Image Wisely is a joint initiative of the American College of Radiology, Radiological Society of North America, American Society of Radiological Technologists and American Association of Physicists in Medicine.
James Duncan, MD, PhD, Mallinckrodt Institute of Radiology, St. Louis, MO
Published November 25, 2014 | Download PDF
The factors governing system performance are often divided using a “6 M” approach (Machines, Manpower, Materials, Measurements, Milieu, Methods). Figure 1 illustrates how these broad categories can be used to begin cataloguing the numerous factors that govern radiation use during fluoroscopic procedures.
Figure 1: Factors impacting radiation use in fluoroscopy
Simple tasks are characterized by fewer intraprocedural decisions and this in turn leads to acquiring fewer images [1,2]. For a simple procedure such as ultrasound-guided central venous catheter placement, the question of whether the guidewire passed into the central veins can often be answered with a single fluoroscopic image.
In the same manner, the final position of the catheter tip can also be assessed with a single image. In procedures where fluoroscopy rather than ultrasound is used to help guide the needle to a target point, additional images might be needed to help select the starting point on the overlying skin and monitor the needle tip as it is advanced to the target’s location.
In contrast, more complex tasks such as IVC filter placement include more intraprocedural decisions and more images are typically needed to inform these decisions. In addition to confirming that the guidewire passes into the IVC, images are typically used to monitor the position of the flush catheter. Another series of DSA images are used to assess IVC anatomy and determine the desired location for filter deployment. A subsequent series of fluoroscopic images are used to assess positioning of the sheathed IVC filter prior to its deployment. Additional images are used to monitor its position during deployment and confirm complete deployment.
For retrievable filters, additional images are often acquired during contrast injection to assess for filter tilting or other issues that might complicate future retrieval. Indeed, tilted filters have often been immediately recovered and redeployed, which is accompanied by the acquisition of even more images.
Task difficulty clearly depends on the complexity of the desired procedure as well as the patient’s underlying anatomy and physiology. While procedures are typically described in general terms such as biliary drainage or pelvic embolization, such general descriptions confound analytic efforts because they are not well standardized.

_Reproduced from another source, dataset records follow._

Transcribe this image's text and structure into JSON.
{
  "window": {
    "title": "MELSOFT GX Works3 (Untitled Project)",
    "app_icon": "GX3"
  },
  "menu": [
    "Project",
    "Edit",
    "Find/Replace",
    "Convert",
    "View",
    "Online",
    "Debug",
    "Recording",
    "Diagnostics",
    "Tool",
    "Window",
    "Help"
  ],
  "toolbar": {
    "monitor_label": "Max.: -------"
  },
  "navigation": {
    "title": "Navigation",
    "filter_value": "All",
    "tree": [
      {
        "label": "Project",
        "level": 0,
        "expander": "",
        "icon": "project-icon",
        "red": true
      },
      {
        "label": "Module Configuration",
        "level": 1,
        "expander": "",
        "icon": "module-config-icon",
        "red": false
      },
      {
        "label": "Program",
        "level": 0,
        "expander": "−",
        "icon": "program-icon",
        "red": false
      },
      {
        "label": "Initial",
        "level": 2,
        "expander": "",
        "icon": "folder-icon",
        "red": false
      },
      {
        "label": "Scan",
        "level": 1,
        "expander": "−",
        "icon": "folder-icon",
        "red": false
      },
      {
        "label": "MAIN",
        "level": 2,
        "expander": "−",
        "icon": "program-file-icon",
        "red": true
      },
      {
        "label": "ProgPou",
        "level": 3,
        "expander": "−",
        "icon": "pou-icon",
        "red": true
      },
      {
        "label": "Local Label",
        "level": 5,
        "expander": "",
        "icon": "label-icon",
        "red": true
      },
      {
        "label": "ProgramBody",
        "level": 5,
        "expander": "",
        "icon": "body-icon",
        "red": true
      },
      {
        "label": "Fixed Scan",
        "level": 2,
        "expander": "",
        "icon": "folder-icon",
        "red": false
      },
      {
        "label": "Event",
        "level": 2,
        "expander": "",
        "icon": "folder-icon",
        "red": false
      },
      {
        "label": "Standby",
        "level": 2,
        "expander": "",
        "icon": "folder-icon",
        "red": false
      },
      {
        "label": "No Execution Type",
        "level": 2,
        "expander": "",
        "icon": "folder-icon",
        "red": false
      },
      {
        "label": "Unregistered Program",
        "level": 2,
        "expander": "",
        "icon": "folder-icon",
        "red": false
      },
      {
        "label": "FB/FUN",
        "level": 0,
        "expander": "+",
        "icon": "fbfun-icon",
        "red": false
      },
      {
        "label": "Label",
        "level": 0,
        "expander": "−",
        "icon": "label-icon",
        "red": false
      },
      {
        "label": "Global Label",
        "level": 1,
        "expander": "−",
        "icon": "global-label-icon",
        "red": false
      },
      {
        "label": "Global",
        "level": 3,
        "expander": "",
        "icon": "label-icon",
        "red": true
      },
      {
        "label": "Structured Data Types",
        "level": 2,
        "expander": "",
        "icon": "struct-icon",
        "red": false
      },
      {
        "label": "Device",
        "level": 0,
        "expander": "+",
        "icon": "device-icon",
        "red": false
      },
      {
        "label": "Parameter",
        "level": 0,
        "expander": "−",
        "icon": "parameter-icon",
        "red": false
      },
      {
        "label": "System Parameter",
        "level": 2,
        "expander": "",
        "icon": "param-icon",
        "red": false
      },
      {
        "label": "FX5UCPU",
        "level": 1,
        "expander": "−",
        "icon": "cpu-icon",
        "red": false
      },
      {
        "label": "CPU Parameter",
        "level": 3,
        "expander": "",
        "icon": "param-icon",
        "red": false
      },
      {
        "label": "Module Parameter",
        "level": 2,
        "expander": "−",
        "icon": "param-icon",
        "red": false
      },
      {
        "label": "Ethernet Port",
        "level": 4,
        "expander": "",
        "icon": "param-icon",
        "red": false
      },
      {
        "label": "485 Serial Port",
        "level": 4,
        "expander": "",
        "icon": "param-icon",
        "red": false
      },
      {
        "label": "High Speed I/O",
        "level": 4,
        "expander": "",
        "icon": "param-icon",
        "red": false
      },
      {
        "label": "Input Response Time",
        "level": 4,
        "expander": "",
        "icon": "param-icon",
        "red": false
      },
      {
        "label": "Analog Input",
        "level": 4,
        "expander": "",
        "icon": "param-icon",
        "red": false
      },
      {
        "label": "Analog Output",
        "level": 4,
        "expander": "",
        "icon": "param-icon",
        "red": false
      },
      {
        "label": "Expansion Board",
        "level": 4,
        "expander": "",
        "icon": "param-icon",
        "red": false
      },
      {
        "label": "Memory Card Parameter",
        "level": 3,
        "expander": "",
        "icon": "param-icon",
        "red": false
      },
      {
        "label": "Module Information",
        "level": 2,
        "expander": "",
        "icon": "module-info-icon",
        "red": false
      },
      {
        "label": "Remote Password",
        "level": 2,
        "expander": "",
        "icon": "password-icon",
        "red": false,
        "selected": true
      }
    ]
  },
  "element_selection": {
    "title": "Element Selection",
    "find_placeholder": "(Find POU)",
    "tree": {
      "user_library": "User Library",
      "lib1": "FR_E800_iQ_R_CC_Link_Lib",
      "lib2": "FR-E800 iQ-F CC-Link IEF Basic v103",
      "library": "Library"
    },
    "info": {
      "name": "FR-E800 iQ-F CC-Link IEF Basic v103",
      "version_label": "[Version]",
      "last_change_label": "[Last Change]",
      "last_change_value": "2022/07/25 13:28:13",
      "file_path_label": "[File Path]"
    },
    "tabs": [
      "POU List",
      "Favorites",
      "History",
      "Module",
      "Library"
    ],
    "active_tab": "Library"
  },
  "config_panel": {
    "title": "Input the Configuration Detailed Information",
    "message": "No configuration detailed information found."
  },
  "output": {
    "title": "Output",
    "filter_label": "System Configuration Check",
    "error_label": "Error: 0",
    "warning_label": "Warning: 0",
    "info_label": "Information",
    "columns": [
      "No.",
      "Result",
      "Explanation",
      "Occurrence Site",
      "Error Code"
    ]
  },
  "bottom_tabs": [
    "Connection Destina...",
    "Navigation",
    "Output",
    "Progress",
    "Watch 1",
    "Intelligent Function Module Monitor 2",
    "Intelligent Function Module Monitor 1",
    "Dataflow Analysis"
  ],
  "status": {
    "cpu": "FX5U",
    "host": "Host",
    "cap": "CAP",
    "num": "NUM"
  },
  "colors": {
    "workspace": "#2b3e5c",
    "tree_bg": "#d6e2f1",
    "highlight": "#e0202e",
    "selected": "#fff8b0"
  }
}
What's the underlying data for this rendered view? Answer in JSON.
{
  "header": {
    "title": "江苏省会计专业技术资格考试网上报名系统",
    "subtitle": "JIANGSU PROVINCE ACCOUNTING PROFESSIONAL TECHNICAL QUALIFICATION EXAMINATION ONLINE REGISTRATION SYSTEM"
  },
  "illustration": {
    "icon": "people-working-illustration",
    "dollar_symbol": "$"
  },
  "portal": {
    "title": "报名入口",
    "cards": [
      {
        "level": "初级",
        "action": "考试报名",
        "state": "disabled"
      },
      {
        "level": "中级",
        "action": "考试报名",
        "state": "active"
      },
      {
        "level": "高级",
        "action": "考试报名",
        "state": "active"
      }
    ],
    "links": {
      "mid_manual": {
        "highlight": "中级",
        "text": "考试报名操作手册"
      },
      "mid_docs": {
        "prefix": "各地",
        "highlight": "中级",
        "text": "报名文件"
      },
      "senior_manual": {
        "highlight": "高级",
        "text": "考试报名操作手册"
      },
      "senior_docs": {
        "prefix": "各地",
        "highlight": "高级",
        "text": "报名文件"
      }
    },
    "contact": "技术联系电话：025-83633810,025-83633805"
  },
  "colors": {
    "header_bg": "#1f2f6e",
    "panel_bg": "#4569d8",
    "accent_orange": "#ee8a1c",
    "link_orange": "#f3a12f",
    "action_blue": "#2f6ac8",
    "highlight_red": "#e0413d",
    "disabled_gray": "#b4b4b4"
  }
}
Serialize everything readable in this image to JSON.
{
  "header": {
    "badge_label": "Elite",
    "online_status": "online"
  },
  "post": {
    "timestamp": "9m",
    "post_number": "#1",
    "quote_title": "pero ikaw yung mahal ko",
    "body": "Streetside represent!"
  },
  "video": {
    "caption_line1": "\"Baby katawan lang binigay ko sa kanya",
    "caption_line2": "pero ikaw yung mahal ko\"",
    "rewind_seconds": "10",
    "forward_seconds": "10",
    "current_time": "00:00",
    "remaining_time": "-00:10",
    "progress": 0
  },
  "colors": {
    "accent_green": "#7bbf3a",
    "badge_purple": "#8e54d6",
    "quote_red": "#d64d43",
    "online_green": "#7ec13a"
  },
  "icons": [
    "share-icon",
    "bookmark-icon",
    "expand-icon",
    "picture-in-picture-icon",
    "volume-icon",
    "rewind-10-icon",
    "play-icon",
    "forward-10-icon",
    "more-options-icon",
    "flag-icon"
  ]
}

Billing codes offer a more detailed and standardized set of descriptions. Procedures such as central venous catheter placements are described using a string of CPT® codes where each term in the string provides insights into how the procedure was performed. Using several CPT codes to describe procedures is analogous to using short messages and a limited vocabulary to describe complex circumstances .
As a result, key information is clearly lost during this translation. Although one frequently gathers additional information from the dictated report, the key details of the patient’s anatomy and physiology that warranted variations from the procedure’s standard sequence are almost never described in sufficient detail to recreate all the factors that altered the procedure’s difficulty.
Another useful means of assessing task difficulty is time devoted to making intraprocedural decisions . Thus while fluoroscopy time is a poor surrogate for radiation use, it provides an estimate of the number and complexity of intraprocedural decisions. Indeed, cognitive psychologists derived the Hick-Hyman rule as a means of expressing the strong relationship between decision time and task difficulty. For example, a more complex than normal IVC filter placement may still be described using CPT 37191, but the additional complexity will be signaled by a longer than normal fluoroscopy time.
The combined and coordinated skills of the primary operator and assistants can have a dramatic impact on system performance. Highly skilled teams make short work of complex tasks. In contrast, less skilled teams can spend minutes to hours struggling with simple tasks. While system performance clearly depends on the skill of the primary operator, almost all procedures require the coordinated efforts of technologists and nurses. Coordination depends on communication and shared mental models, both of which are improved via prior experience working together. Unfortunately, fatigue and other human frailties can negate years of such experience and markedly degrade overall performance.
The team’s performance also depends on the capabilities of the available tools. Performance dramatically declines if key tools are unavailable and not functioning properly. The latter occurs when imaging equipment is not properly serviced or less than optimal imaging protocols are used. Prior imaging is a powerful tool. Preexisting information allows one to plan procedures, anticipate difficulties and develop contingencies before starting the procedure rather than during it.
Finally, the impact of the working environment is frequently neglected. Having monitors appropriately positioned and free of glare from extraneous light sources improves performance. The deleterious impact of distractions has been well studied in other settings and there is every reason to believe that divided attention will negatively impact performance during fluoroscopic procedures.